Wednesday, June 6, 2007

30 Consecutive Days of Blogging (XXVII)

POST-SCRIPT. 5 quotations from Chapter 12 of Adorno's Aesthetic Theory: **************************************************************************************

"Autonomy, art's growing independence from society, is a function of the bourgeois consciousness of freedom, which in turn is tied up with a specific social structure. Before that, art may have been in conflict with the forces & mores dominating society, but it was never 'for itself'...In short, there has been a great deal of direct social control over art, from its inception all the way down to modern totalitarian states, the one exception being the bourgeois era. There is a sense however, in which bourgeois society can be said to have integrated art even mroe completely than any previous society. The pressure exerted by the growth of nominalism forced the latently present social essence of art more & more into the open" (320).
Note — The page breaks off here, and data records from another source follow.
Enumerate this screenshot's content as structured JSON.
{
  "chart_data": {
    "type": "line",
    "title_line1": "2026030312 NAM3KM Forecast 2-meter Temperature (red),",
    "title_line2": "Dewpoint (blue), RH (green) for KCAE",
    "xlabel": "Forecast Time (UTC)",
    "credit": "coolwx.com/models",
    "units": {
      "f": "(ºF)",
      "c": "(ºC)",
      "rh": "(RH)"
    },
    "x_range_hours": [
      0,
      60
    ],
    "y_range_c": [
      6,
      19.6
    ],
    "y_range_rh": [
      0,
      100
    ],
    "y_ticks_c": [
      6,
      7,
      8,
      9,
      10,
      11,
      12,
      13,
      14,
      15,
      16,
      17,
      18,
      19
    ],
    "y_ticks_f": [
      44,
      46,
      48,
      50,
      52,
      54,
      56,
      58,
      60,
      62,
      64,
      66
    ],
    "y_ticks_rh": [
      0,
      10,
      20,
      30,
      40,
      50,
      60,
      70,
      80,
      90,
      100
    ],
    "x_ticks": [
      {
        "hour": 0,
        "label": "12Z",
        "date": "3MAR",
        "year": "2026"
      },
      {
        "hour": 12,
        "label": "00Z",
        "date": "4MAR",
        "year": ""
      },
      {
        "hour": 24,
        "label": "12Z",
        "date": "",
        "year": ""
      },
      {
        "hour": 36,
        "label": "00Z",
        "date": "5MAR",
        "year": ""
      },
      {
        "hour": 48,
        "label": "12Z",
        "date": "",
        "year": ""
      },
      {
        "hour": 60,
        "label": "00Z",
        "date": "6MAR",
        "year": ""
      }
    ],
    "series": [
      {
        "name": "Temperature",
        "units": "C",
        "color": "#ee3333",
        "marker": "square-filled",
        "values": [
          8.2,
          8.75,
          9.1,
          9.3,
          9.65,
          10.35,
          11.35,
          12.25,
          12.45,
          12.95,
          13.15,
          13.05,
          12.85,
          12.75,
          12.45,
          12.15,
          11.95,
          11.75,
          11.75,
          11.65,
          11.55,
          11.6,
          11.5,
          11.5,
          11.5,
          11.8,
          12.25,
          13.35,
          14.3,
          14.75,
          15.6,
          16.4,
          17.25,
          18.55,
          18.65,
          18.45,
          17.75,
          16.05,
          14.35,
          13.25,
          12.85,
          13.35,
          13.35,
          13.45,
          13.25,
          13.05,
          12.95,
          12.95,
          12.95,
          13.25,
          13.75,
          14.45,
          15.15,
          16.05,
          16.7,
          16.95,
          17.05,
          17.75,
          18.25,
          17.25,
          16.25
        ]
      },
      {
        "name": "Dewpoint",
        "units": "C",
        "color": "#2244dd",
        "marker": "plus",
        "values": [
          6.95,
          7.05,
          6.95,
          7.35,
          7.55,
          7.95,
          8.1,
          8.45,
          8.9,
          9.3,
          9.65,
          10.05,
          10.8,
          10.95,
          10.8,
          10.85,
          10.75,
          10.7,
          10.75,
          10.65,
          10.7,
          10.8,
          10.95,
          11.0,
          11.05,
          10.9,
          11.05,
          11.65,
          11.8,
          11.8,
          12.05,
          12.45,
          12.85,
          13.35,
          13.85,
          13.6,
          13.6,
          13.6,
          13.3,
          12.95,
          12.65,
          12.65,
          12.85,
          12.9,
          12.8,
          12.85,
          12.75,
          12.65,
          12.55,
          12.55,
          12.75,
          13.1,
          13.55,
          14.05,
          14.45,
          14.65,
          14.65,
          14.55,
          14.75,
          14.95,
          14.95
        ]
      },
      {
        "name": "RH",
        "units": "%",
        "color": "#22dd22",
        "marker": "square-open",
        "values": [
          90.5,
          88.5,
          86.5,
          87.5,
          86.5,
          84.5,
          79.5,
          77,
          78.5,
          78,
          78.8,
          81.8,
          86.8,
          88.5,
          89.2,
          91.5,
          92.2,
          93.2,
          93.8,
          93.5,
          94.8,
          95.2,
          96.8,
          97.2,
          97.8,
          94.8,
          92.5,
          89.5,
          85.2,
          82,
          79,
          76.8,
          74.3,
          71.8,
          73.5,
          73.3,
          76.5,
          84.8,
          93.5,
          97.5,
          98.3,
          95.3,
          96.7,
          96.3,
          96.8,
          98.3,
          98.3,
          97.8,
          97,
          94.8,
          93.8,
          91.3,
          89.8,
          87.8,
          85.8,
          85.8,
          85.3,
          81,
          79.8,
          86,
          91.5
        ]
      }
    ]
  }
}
"Art will live on only as long as it has the power to resist society. If it refuses to objectify itself, it becomes a commodity. What it contributes to society is not some directly communicable content but something more mediate, i.e. resistance. Resistance reproduces social development in aesthetic terms without directly imitating it" (321).

"Reception tends to dull the critical edge of art, & its determinate negation of society. Works are most critical when they first see the light of day; afterwards they become neutralized because, among other things, the social conditions have changed. Neutralization is the social price art pays for its autonomy. Once art works are buried in the pantheon of cultural exhibits, their truth content deteriorates" (325).

"The people who rail the loudest against the anarchy of modern art usually know the least about it, invariably betraying ignorance at the level of simple information...Deep down, the bourgeois personality, against its better judgment, tends to cling to what is inferior" (334).

"Works of art affront prevailing needs by throwing new light on the familiar, thus meeting the objective need for change in consciousness that might ultimately lead to a change in reality. Art cannot achieve the much desired impact by adapting to existing needs, for this would deprive human beings precisely of what art has to offer" (345).